293 Views Asked by At

On a Fortran program accelerated with OpenACC, I need to duplicate an array on GPU. The duplicated array will only be used on GPU and will never be copied on host. The only way I know to create it would be to declare and allocate it on host, then acc data create it:

program test
    implicit none
    integer, parameter :: n = 1000
    real :: total
    real, allocatable :: array(:)
    real, allocatable :: array_d(:)

    allocate(array(n))
    allocate(array_d(n))

    array(:) = 1e0

    !$acc data copy(array) create(array_d) copyout(total)

    !$acc kernels
    array_d(:) = array(:)
    !$acc end kernels

    !$acc kernels
    total = sum(array_d)
    !$acc end kernels

    !$acc end data

    print *, sum(array)
    print *, total

    deallocate(array)
    deallocate(array_d)
end program

This is an illustration code, as the program in question is much more complex.

The problem with this solution is that I have to allocate the duplicated array on host, even if I do not use it here. Some host memory would be wasted, especially for large arrays (even if I know I would run out of device memory before running out of host memory). On CUDA Fortran, I know I can declare a device only array, but I do not know if this is possible with OpenACC.

Is there a better way to perform this?

1

There are 1 best solutions below

4
On

The OpenACC spec has the "acc declare device_resident" which allocates a device only array which you'd use instead of a "data create". Something like:

    implicit none
    integer, parameter :: n = 1000
    real :: total
    real, allocatable :: array(:)
    real, allocatable :: array_d(:)
    !$acc declare device_resident(array_d)
    allocate(array(n))
    allocate(array_d(n))

    array(:) = 1e0

    !$acc data copy(array) copyout(total)

    !$acc kernels
    array_d(:) = array(:)
    !$acc end kernels

    !$acc kernels
    total = sum(array_d)
    !$acc end kernels

    !$acc end data

    print *, sum(array)
    print *, total

    deallocate(array)
    deallocate(array_d)
end program

Though due to complexity in implementation and lack of compelling use case, our compiler (NVHPC aka PGI) treats device_resident as a create, i.e the host array is still allocated.
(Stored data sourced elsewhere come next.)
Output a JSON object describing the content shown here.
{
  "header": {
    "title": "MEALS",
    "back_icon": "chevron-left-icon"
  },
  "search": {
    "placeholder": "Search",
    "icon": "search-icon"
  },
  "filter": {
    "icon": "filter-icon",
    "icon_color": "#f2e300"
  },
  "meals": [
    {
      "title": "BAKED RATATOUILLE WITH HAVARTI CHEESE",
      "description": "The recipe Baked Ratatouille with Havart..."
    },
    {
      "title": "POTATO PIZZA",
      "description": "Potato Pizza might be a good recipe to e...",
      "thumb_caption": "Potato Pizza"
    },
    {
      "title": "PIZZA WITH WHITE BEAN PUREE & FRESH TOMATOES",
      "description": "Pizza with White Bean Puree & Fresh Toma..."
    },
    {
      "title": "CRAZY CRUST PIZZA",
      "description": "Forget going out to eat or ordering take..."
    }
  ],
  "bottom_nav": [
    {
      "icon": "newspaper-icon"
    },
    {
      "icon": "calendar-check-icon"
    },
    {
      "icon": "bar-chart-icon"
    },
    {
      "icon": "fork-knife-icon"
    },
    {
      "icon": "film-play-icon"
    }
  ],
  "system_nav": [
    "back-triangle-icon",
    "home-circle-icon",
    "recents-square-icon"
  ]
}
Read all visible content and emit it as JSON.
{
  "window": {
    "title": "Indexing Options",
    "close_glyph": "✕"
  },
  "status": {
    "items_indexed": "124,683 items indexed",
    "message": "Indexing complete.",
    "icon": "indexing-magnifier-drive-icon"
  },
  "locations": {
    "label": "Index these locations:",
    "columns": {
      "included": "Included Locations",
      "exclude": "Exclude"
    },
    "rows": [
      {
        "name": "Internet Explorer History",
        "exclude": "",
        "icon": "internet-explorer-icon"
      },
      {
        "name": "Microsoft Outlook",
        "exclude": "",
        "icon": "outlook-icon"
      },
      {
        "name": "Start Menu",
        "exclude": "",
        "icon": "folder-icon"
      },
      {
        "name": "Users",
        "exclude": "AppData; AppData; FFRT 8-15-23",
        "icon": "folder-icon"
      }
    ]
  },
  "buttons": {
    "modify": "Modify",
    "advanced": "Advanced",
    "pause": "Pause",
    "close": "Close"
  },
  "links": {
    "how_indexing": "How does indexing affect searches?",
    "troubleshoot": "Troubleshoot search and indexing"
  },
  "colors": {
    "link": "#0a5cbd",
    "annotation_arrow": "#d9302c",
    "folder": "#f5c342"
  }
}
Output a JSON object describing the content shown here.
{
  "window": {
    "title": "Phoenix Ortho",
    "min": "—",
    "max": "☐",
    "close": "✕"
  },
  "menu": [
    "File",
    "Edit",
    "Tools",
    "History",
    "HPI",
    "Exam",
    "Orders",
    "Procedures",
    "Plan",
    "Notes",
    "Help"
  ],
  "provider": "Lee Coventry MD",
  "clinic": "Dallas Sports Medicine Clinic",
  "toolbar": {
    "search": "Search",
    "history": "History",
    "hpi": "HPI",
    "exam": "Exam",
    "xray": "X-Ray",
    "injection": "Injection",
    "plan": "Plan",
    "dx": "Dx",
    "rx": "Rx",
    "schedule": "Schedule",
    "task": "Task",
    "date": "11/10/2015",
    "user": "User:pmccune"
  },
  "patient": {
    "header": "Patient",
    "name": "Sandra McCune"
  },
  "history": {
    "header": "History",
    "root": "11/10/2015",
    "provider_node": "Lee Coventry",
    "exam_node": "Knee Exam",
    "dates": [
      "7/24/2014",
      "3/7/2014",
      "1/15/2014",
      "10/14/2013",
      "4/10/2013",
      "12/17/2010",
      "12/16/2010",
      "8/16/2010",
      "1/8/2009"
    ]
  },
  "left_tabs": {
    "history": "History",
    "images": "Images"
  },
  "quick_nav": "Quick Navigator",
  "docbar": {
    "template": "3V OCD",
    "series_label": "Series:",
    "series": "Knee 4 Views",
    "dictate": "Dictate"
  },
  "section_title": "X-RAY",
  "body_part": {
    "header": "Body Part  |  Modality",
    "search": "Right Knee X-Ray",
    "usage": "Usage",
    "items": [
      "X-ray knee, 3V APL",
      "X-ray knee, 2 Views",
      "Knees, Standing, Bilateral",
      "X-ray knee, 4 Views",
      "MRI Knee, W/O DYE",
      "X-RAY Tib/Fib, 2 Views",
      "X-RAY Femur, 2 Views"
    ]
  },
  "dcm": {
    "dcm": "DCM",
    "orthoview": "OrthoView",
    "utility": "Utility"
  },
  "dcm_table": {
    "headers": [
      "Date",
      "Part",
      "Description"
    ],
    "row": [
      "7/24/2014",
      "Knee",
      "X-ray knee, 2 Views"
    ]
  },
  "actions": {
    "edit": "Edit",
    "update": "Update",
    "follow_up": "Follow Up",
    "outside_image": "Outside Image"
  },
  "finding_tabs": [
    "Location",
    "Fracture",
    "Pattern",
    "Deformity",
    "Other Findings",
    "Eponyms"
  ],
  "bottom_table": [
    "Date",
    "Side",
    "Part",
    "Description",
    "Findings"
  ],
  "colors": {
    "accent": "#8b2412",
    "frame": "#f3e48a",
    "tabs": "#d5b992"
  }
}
So if you're using NVHPC and truly need a device only array, then you'll want to use a CUDA Fortran "device" attribute on the array. CUDA Fortran and OpenACC are interoperable, so it's fine to mix them.

However, wasting a bit of host memory isn't an issue for the vast majority of codes, and since no data is copied, there's no performance impact. Hence if you kept the code as is, it shouldn't be a problem.